Last summer, the Saudi stock exchange opened to foreign investors for the first time. Last fall, Saudi officials broached opening the retail sector to full foreign participation. To increase efficiency and productivity, the government is winding down juicy subsidies for fuels, like gasoline, that many citizens see as a birthright but that cost national coffers billions of dollars a year. At the end of 2015, the Saudi Finance Ministry said it was preparing measures to diversify the economy and in particular to bolster the private sector. Consultants, led by the McKinsey Global Institute, have drafted blueprints for a Saudi economic renaissance that would help the kingdom reduce its reliance on oil and double its GDP.
“The idea of an Aramco listing didn’t come out of left field,” said James B. Smith, former U.S. ambassador to Saudi Arabia from 2009 to 2013. The Saudi leadership, he said, has sought since the Arab Spring to jump-start economic development by strengthening the private sector.
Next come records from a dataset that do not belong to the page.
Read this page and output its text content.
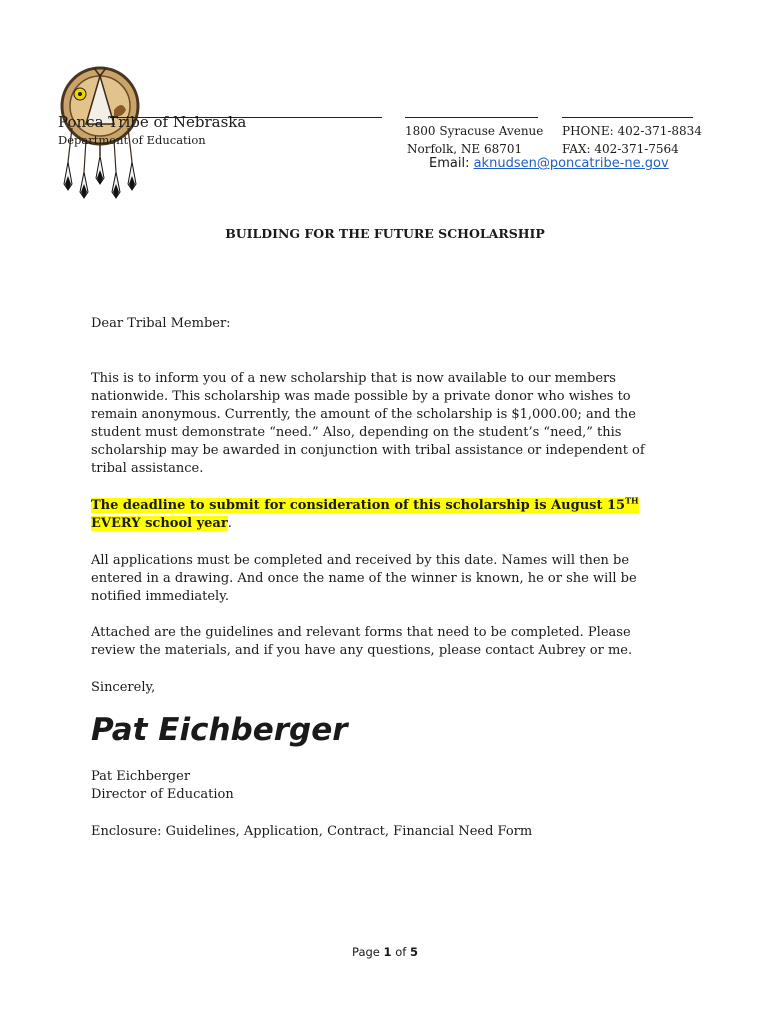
Ponca Tribe of Nebraska
Department of Education
1800 Syracuse Avenue
Norfolk, NE 68701
PHONE: 402-371-8834
FAX: 402-371-7564
Email: aknudsen@poncatribe-ne.gov
BUILDING FOR THE FUTURE SCHOLARSHIP
Dear Tribal Member:

This is to inform you of a new scholarship that is now available to our members nationwide. This scholarship was made possible by a private donor who wishes to remain anonymous. Currently, the amount of the scholarship is $1,000.00; and the student must demonstrate “need.” Also, depending on the student’s “need,” this scholarship may be awarded in conjunction with tribal assistance or independent of tribal assistance.

The deadline to submit for consideration of this scholarship is August 15TH EVERY school year.

All applications must be completed and received by this date. Names will then be entered in a drawing. And once the name of the winner is known, he or she will be notified immediately.

Attached are the guidelines and relevant forms that need to be completed. Please review the materials, and if you have any questions, please contact Aubrey or me.

Sincerely,
Pat Eichberger
Pat Eichberger
Director of Education
Enclosure: Guidelines, Application, Contract, Financial Need Form
Page 1 of 5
“King Salman spent the last years of [former King] Abdullah’s reign looking at how to transform the economy,” Smith said. That push has only gained pace under the new leadership. While Saudi Arabia has enjoyed 15 years of growth and rising incomes since the beginning of the century on the back of high oil prices, oil income won’t suffice to maintain rising living standards for a growing population in years to come, especially with oil prices in the doldrums.
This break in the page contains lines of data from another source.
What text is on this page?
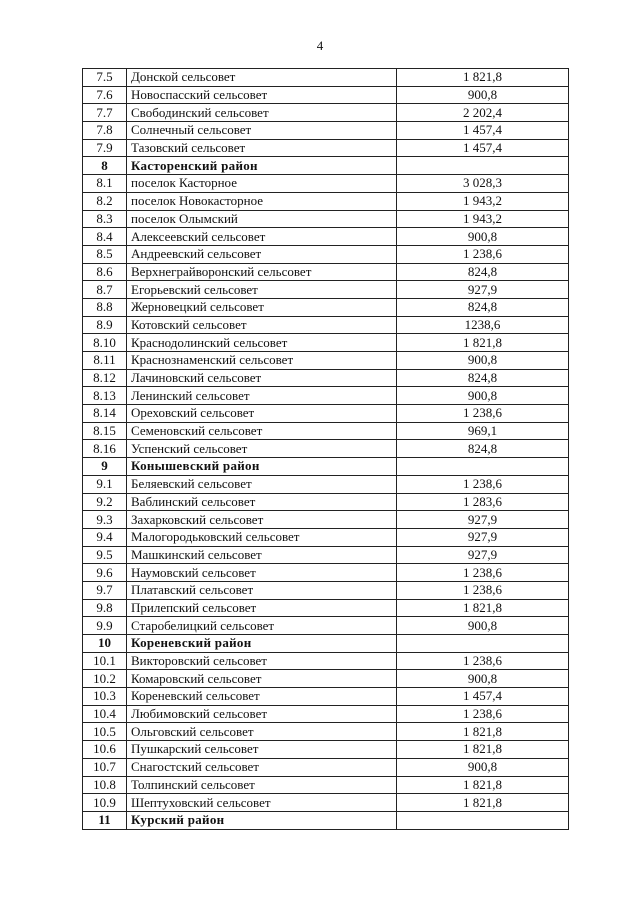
4
7.5	Донской сельсовет	1 821,8
7.6	Новоспасский сельсовет	900,8
7.7	Свободинский сельсовет	2 202,4
7.8	Солнечный сельсовет	1 457,4
7.9	Тазовский сельсовет	1 457,4
8	Касторенский район	
8.1	поселок Касторное	3 028,3
8.2	поселок Новокасторное	1 943,2
8.3	поселок Олымский	1 943,2
8.4	Алексеевский сельсовет	900,8
8.5	Андреевский сельсовет	1 238,6
8.6	Верхнеграйворонский сельсовет	824,8
8.7	Егорьевский сельсовет	927,9
8.8	Жерновецкий сельсовет	824,8
8.9	Котовский сельсовет	1238,6
8.10	Краснодолинский сельсовет	1 821,8
8.11	Краснознаменский сельсовет	900,8
8.12	Лачиновский сельсовет	824,8
8.13	Ленинский сельсовет	900,8
8.14	Ореховский сельсовет	1 238,6
8.15	Семеновский сельсовет	969,1
8.16	Успенский сельсовет	824,8
9	Конышевский район	
9.1	Беляевский сельсовет	1 238,6
9.2	Ваблинский сельсовет	1 283,6
9.3	Захарковский сельсовет	927,9
9.4	Малогородьковский сельсовет	927,9
9.5	Машкинский сельсовет	927,9
9.6	Наумовский сельсовет	1 238,6
9.7	Платавский сельсовет	1 238,6
9.8	Прилепский сельсовет	1 821,8
9.9	Старобелицкий сельсовет	900,8
10	Кореневский район	
10.1	Викторовский сельсовет	1 238,6
10.2	Комаровский сельсовет	900,8
10.3	Кореневский сельсовет	1 457,4
10.4	Любимовский сельсовет	1 238,6
10.5	Ольговский сельсовет	1 821,8
10.6	Пушкарский сельсовет	1 821,8
10.7	Снагостский сельсовет	900,8
10.8	Толпинский сельсовет	1 821,8
10.9	Шептуховский сельсовет	1 821,8
11	Курский район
“They’re aware they have to develop the private sector, because that’s where job creation is,” Smith said.
Unemployment among citizens in Saudi Arabia is about 12 percent, and a youth boom means millions of new jobs will be needed to keep that from growing. The country also needs to revitalize the private sector beyond the big construction firms that dominate it today and are dependent on oil-fueled government revenues.
It’s still unclear just what bits of Aramco might be offered for sale to investors. Aramco said in its statement that it is studying a public listing of some of Aramco’s shares “and/or” a listing of so-called downstream assets, which include oil refineries and petrochemical plants. Media reports suggested that the Saudis are indeed inclined to sell off a portion of those refining and chemical units, as the kingdom has done before with other companies.
Sabic, a state-owned petrochemical company, was partially privatized in 1984. It’s now the world’s third-largest diversified chemical company. Another petrochemical project, Petro Rabigh, is a joint venture between Aramco and Sumitomo Chemical that was listed on the stock market in 2008. McKinsey, like The Graduate‘s Mr. McGuire, is bullish on the future of plastics and other petrochemical products as a way to turn raw crude-oil wealth into economic growth and employment in Saudi Arabia.
Still, Aramco officials, aware of how keenly the world would like to get its hands on even a fraction of the 260 billion barrels of oil it controls, have hinted that the company’s iconic production business could be part of the public listing. Aramco Chairman Khalid al-Falih told the Wall Street Journal that the listing “will include upstream” assets such as oil exploration and production, the heart of Aramco’s business.
It won’t be an easy listing, in any event. The sheer size of any Aramco spinoff could dwarf other listings on the small Saudi stock exchange; the total value of shares traded there is about $400 billion, just a fraction of the size of world-class bourses like London (north of $6 trillion) or New York (almost $20 trillion).
But seeking to list Aramco or its affiliates on a foreign stock exchange could also require Saudi Arabia to disclose to potential investors a lot more information — including closely held information about the true size and state of Aramco’s oil reserves — than it has ever wanted to make public.